Szał zakupów na GPW w liczbach

Kamil ZatońskiKamil Zatoński
opublikowano: 2020-08-06 22:00

Biuro Maklerskie ING Banku Śląskiego było jednym z największych beneficjentów szturmu drobnych inwestorów na warszawską giełdę.

Co trzeci z 73 tys. nowych rachunków maklerskich, otwartych w Polsce w I półroczu, założono w instytucji z lwem w logo. To drugi wynik na rynku. Rekordowe pod tym względem były marzec i kwiecień, na które przypadło 60 proc. rachunków otwartych w I połowie tego roku, wynika z raportu banku. Dzięki temu biuro na koniec czerwca prowadziło 116,6 tys. kont, a więc o 32 tys. (38 proc.) więcej r/r.

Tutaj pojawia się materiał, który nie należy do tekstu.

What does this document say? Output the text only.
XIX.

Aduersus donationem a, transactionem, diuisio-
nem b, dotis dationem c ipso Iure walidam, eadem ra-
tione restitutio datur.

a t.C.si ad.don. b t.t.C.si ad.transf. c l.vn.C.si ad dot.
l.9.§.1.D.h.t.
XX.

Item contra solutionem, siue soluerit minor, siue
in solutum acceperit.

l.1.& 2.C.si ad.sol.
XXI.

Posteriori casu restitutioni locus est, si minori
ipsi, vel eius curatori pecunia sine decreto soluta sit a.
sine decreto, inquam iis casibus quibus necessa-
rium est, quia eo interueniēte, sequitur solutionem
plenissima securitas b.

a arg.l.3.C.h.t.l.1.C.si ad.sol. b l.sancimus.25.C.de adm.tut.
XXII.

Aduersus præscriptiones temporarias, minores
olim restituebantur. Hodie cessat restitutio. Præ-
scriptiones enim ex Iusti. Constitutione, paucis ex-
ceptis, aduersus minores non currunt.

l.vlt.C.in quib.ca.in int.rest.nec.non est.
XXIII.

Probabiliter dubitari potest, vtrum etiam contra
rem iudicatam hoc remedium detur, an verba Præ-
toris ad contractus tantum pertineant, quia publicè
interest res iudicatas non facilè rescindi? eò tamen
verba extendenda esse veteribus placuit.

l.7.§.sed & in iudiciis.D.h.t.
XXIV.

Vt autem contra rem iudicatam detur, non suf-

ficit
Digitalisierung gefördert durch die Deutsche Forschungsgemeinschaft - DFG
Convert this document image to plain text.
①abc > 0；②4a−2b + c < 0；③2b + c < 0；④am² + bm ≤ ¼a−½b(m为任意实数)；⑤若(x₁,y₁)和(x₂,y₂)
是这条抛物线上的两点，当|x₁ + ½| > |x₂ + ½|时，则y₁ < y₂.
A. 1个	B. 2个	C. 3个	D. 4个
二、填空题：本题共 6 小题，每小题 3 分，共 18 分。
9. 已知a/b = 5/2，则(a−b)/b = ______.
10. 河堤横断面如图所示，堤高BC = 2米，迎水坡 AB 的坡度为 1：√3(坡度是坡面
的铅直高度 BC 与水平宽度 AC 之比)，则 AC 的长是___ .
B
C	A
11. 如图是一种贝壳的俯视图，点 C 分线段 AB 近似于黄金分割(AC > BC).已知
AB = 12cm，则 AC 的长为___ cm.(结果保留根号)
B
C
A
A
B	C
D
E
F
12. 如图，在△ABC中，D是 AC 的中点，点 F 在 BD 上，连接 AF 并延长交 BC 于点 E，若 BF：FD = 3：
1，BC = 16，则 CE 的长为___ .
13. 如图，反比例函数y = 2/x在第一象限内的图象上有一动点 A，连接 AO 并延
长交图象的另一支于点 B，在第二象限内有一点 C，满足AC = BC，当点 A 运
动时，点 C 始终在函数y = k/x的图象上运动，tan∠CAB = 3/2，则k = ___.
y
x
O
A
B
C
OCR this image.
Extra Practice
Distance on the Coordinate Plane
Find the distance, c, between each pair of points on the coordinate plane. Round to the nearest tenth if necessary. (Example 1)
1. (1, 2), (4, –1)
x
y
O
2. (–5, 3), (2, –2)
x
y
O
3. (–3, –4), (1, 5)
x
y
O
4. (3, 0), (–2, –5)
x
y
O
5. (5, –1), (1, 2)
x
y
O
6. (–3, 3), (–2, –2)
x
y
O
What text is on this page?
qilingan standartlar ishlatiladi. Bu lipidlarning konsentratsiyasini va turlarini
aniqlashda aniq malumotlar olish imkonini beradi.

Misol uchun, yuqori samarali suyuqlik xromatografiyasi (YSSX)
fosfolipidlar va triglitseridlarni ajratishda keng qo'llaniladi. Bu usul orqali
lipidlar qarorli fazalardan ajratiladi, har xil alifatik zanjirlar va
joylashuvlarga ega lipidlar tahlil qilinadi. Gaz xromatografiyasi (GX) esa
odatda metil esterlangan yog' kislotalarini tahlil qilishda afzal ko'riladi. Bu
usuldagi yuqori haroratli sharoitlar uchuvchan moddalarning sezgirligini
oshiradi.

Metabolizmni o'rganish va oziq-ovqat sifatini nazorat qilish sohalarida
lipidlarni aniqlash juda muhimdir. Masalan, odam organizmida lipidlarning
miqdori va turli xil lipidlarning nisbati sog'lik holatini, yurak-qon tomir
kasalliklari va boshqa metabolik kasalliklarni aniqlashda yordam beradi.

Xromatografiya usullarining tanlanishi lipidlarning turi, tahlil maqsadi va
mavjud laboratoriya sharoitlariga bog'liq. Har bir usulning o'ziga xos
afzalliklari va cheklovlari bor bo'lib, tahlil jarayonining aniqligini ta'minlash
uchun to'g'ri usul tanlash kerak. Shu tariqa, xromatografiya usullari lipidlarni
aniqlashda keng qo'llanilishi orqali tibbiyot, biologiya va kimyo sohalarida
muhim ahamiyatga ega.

Aktywność inwestorów przełożyła się na wzrost udziału biura w obrotach akcjami – w I połowie 2020 było to 3,91 proc., wobec1,67 proc. przed rokiem. W rekordowym czerwcu było to 5,51 proc. Znalazło to odzwierciedlenie w przychodach z prowizji, które w I półroczu potroiły się do 31,3 mln zł, a w samym II kwartale wyniosły 20,6 mln zł. Ta część biznesu przyniosła w minionym półroczu 3,4 proc. przychodów banku z prowizji i opłat, wobec 1,2 proc. w analogicznym okresie 2019 r.

Wzrost zainteresowania giełdą oraz efekty hossy widać po gwałtownym wzroście aktywów klientów, zgromadzonych na kontach maklerskich w ING. Na koniec II kwartału 2020 było to 3,7 mld zł, o 1,3 mld (54 proc.) więcej niż na koniec I kwartału i o 42 proc. więcej niż na koniec 2019 r. Z wyjątkiem aktywów w TFI rosły także (ale w mniejszym tempie) w porównaniu z końcem 2019 r. inne klasy — na rachunkach bieżących było 18,9 mld zł (+20 proc.), a na kontach oszczędnościowych 66,1 mld zł (+8,7 proc.).